Om vast te stellen of het gaspedaal werkelijk stroef beweegt en om vast te stellen of een storing bij de aannemelijkheid tussen gas- en rempedaal aanwezig is, is een testmoduul beschikbaar. Een mogelijk onjuiste werking van het gaspedaal wordt door een gelijktijdige bediening van het gas- en rempedaal tijdens het rijden vastgesteld.
Een aannemelijkheidsstoring wordt in de motorregeleenheid opgeslagen als ten minste 1,5 seconde een bestuurderswens via het gaspedaal wordt opgemerkt en tevens een remsignaal aanwezig is. Hierbij wordt de remdruk als meetgrootheid gebruikt. Daardoor wordt verhinderd dat een remvertraging door een klemmend gaspedaal wordt tegengegaan.
Bij de S54 motor in de M Roadster worden de beide gaspedaalsensoren in de gaspedaalmoduul voorzien van een spanning van 4,8 tot 5,2 V. Tijdens de bediening van het pedaal leveren de middenafnemers van de sensor een spanning tussen 0,5 resp. 0,25 V (niet bediend) en 4,0 resp. 2,0 V (bediend).

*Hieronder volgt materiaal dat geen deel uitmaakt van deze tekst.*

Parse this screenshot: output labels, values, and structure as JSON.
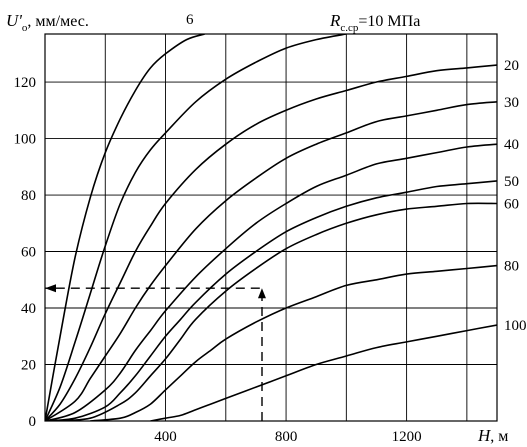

Zolang bestuurderswens en remdruk gelijktijdig aanwezig zijn, gedraagt de auto zich als volgt: De motorregeling vermindert de bestuurderswens in verhouding tot de remdruk. Als de remdruk toeneemt, wordt de bestuurderswens van de motorregeling overeenkomstig verminderd.
De waarneembare uitwerking voor de bestuurder levert hetzelfde gevoel als de”Voet van het gaspedaal nemen”.
De gaspedaalmoduul mag alleen worden vervangen als zowel een uitdrukkelijke klacht van de klant over een verhoogd, constant stationair toerental en / of een mechanisch klemmend gaspedaal alsook een storingsinvoer aanwezig is. Als alleen een storingsinvoer aanwezig is, mag het component niet worden vervangen!
Bij een meervoudige storingsinvoer moet de klant op zijn mogelijk onjuiste bediening (gelijktijdige bediening van gas- en rempedaal) worden gewezen.
Mogelijke klachten van de klant die door een opgeslagen storing kunnen worden bevestigd, kunnen klachten zijn over onvoldoende vermogen, roluitschakeling tijdens het rijden alsmede een verhoogd constant toerental bij klemmend gaspedaal.